Les parents froncent les sourcils. Le dimanche 4 septembre, en déposant leur oiselet à sa résidence universitaire, ils se font accueillir par des créatures aux cheveux en bataille ou portant des lunettes de soleil cachant leur identité. Encerclant la voiture dès qu’elle se gare devant la résidence, ces « soph », étudiants eux aussi, l’en déchargent, puis mènent ces nouveaux « Mustang » vers leur dortoir. Ainsi se passe l’éveil du campus de l’Université Western pour l’année scolaire.

Voir les « soph » ainsi habillés et agir de la sorte fait planer le doute : des étudiants à l’une des universités les plus prestigieuses du Canada? Mais force est de constater que ces « soph » font partie intégrante de l’expérience universitaire.

À demander aux étudiants de Western ce qu’ils ont apprécié le plus en première année, on constate que les « soph » figurent souvent en tête de liste. Et pour cause : les « soph » sont le pont entre la vie que les étudiants de première année ont connu jusqu’alors et le Nouveau Monde de l’université. 
Qu’est-ce un « soph »? L’enthousiasme électrisé. L’enthousiasme passionné. L’enthousiasme qui se transmet à ces poussins bien souvent réticents. Aussi réalisent-ils l’intégration des nouveaux « Mustang ». Ceux-ci naviguent en terre inconnue en ce qui concerne la résidence et les attentes académiques universitaires.

Il existe deux types de « soph »
Celui qui se charge des résidences et celui qui aide les étudiants à intégrer leur département d’études. Côté résidence, les « soph » y vivent parmi les étudiants de première année. L’Université Western compte huit résidences pour ces derniers. Côté département, les « soph » aident les étudiants à intégrer leur département d’étude, ce qui comprend par exemple les sciences, les sciences sociales et les arts. Ces « soph » peuvent vivre où ils veulent.  

Dans un salon de l’université, Peri B., étudiante de 3e année en criminologie, paresse en attendant la prochaine activité de la « O-Week », semaine consacrée à l’accueil des étudiants de première année par le biais de concerts et de rassemblements. À son apparente détente se mêlent soupçon et réserve; de tous ces collègues, elle seule n’a pas ôté ses lunettes de soleil, et ce, pour pleinement protéger son identité, laquelle les « soph » dissimulent avec zèle d’ailleurs, allant jusqu’à supprimer leur compte Facebook. Et pourtant, elle m’a accordé un entretien.

Interrogée sur ce qu’elle a aimé le plus dans son rôle de « soph », elle raconte la reconnaissance des étudiants de première année : ils te font confiance. En outre, pour elle, le moment le plus puissant a été le rassemblement des étudiants de première année sur la colline de Western. « J’ai senti comme un frisson me traverser le dos. L’énergie du collectif m’a électrisée », raconte-t-elle.

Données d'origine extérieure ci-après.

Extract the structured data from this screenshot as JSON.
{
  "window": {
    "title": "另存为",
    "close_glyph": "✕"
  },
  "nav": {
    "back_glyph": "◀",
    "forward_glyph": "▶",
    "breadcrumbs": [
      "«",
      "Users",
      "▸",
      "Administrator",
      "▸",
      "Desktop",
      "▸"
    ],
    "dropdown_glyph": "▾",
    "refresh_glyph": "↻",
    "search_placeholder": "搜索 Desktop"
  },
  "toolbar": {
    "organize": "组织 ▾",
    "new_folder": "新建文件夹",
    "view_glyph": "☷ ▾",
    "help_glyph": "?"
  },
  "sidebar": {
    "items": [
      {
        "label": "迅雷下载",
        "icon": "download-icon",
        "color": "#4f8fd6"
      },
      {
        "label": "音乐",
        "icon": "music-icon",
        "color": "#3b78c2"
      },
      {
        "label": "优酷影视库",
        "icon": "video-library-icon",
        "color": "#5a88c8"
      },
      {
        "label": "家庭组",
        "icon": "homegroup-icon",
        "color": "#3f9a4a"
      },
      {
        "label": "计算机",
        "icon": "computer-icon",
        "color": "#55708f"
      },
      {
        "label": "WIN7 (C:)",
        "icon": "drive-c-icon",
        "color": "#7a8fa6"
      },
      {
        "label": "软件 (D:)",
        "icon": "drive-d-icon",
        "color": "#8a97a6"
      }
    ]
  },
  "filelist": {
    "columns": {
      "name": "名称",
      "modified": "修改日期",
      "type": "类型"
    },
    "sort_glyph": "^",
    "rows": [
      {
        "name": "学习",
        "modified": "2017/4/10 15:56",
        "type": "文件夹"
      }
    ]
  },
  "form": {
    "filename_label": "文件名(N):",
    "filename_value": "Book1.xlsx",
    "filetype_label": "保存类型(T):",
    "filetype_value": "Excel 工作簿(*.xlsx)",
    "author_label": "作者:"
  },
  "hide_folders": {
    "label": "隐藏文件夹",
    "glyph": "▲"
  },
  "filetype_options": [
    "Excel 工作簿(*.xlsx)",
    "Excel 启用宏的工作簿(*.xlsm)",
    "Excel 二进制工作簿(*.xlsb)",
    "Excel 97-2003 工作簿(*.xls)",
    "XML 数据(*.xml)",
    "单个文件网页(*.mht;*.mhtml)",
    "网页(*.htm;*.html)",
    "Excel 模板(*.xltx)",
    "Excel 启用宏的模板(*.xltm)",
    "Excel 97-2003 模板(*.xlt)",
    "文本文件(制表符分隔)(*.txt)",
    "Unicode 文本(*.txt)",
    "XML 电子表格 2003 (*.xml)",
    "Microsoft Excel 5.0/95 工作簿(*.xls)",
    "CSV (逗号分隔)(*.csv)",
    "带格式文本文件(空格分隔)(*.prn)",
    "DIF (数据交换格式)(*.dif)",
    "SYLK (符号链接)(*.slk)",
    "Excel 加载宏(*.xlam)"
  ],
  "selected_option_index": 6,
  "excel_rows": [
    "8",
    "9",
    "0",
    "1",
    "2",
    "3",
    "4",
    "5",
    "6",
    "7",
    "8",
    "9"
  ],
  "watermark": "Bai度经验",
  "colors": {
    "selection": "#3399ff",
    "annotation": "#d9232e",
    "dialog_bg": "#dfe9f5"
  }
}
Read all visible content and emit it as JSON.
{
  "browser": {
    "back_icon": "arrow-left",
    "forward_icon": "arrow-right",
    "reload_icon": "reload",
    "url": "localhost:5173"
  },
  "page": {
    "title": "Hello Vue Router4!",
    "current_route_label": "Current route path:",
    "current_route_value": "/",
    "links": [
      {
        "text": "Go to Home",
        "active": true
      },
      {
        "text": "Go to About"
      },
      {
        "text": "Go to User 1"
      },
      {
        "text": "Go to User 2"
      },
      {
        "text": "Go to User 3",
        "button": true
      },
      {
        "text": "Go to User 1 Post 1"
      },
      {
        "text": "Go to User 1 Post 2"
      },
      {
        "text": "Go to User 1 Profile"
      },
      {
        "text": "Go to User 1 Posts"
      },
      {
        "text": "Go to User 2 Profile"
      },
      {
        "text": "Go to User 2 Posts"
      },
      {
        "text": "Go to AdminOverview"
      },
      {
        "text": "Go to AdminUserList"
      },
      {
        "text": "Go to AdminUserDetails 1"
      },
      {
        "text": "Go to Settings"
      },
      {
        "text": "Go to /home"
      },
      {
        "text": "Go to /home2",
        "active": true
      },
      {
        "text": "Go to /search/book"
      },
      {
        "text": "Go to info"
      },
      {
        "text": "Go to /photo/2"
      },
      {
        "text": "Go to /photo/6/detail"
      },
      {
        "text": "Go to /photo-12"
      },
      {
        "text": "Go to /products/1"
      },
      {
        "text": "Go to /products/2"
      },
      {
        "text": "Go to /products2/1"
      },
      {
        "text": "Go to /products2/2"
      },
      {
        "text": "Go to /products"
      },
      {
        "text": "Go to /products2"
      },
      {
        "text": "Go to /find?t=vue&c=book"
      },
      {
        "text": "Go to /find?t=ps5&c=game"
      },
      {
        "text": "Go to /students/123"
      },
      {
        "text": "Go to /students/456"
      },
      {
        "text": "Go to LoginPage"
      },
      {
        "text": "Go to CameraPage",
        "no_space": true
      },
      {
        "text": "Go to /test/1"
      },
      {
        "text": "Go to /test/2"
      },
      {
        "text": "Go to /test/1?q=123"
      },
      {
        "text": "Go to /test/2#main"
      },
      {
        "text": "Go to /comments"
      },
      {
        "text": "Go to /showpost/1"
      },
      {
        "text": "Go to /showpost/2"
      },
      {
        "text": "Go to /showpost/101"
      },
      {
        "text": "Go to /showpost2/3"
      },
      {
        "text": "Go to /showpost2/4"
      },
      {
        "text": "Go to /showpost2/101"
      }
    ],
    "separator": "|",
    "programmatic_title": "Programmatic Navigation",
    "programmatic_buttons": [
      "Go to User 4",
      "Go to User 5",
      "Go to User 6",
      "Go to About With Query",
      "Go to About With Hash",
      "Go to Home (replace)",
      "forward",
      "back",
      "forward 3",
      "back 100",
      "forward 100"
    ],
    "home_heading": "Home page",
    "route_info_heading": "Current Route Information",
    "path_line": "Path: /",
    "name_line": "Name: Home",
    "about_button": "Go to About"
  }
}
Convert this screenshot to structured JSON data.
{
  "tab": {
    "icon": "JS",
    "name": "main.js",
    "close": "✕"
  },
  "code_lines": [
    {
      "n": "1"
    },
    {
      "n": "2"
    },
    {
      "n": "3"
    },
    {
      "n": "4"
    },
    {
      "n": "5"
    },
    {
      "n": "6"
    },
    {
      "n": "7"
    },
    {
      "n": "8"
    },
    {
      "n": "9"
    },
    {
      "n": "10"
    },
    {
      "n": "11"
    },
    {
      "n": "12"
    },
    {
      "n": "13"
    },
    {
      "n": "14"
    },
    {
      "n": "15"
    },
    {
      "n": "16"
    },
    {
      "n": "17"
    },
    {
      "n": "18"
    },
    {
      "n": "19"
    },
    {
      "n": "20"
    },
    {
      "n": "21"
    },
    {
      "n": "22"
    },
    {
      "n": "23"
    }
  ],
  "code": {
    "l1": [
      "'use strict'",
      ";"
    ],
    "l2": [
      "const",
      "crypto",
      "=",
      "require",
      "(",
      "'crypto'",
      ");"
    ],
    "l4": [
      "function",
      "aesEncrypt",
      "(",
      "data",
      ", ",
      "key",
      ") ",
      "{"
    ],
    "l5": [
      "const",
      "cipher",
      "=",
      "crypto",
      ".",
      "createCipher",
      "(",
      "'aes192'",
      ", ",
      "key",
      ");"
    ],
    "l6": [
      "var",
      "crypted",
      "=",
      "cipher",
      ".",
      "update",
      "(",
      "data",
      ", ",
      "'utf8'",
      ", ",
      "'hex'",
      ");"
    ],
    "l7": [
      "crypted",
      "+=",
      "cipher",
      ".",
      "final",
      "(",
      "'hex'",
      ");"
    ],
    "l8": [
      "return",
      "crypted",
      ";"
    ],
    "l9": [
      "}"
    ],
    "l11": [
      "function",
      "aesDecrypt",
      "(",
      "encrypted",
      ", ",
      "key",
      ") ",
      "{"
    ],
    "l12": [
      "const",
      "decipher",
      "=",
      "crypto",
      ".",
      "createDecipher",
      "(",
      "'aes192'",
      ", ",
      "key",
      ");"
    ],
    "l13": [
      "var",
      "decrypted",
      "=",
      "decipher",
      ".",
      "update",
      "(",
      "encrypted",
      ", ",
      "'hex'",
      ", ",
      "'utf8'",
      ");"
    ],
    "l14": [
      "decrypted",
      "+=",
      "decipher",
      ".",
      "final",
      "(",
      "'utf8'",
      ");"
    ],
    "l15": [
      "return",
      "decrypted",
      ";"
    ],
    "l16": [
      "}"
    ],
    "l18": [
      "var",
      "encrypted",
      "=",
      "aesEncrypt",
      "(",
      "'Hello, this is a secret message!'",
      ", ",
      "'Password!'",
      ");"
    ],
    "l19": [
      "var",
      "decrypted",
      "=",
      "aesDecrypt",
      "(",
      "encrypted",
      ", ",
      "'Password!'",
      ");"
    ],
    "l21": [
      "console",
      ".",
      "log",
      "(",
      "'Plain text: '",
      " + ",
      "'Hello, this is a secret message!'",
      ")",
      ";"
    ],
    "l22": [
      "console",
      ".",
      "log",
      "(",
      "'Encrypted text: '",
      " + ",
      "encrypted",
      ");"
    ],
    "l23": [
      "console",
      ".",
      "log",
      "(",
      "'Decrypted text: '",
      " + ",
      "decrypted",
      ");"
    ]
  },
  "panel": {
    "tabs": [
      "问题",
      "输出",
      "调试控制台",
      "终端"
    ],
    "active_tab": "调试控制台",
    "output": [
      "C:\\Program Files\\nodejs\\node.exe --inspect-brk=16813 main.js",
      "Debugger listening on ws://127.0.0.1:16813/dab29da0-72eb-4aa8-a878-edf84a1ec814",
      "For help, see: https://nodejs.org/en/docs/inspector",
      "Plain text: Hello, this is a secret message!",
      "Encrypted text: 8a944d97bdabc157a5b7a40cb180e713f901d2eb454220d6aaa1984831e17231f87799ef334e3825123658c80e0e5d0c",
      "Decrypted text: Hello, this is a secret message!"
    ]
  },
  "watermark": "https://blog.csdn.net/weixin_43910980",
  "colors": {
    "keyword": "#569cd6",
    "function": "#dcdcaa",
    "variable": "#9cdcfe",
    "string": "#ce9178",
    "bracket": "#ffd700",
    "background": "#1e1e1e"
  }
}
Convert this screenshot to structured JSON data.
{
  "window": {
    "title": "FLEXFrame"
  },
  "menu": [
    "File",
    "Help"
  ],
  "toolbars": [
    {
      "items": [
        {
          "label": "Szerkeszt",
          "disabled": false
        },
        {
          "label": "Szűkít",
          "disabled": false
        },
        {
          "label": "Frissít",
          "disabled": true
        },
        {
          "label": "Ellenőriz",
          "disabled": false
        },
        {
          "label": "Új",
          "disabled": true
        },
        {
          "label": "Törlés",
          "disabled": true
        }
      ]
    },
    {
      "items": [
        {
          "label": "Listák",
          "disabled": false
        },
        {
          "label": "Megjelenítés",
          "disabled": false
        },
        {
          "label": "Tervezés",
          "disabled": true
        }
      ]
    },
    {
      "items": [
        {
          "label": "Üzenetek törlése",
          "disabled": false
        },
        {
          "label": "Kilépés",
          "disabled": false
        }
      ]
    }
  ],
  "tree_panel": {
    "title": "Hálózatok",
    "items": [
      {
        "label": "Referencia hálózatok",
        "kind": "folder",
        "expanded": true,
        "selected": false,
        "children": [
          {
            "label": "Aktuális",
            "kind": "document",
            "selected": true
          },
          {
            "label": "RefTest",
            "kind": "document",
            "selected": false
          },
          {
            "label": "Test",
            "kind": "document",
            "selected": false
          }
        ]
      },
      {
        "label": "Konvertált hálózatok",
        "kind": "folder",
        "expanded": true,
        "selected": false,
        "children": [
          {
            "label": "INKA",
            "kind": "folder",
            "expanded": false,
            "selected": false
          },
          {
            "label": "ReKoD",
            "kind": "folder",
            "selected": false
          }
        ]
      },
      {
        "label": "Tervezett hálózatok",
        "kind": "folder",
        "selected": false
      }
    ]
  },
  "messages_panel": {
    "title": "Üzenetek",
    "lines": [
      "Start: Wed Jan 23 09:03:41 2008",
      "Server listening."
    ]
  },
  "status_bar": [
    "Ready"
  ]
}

« Il y a tous ces gens qui sont responsables de nous »
Elle se remémore ensuite le moment le plus désopilant : « Je ne sais pas si vous trouverez ça drôle, mais je me suis coupée en montant les réfrigérateurs des « frosh » dans le dortoir ». Avec un petit sourire en coin, elle montre la cicatrice sur son doigt : « J’ai dû arrêter. »  
Millicent Castillo, quelque peu réservée au début, comme bon nombre d’étudiants de première année, s’enthousiasme peu à peu en parlant de ses « soph ». Selon Millicent, ce qui frappe, c’est qu’elle n’en a pas peur; les étudiants plus âgés sont souvent intimidants. Elle qualifie même de mignons les costumes et les gestes des « soph ». Elle se sent rassurée. « Je me sens comme j’étais à nouveau en 9e année. Il y a tous ces gens qui sont responsables de nous. Mais cela ne me gêne pas. Cela montre qu’ils se font vraiment du souci pour nous. »

Depuis le UCC, bâtiment principal de l’université, on peut voir déambuler sur le terrain des centaines d’étudiants. On est loin du silence qui régnait sur le campus au cours de l’été. Les cours ont recommencé jeudi. Se joindront alors aux nouveaux arrivants les vétérans. Puis, nouvel étudiant devient vétéran, et le cycle se poursuit. La colline verdoyante de Western, sur laquelle trône une tour majestueuse, s’assombrit au soleil déclinant. Une journée se termine, une autre journée se lèvera.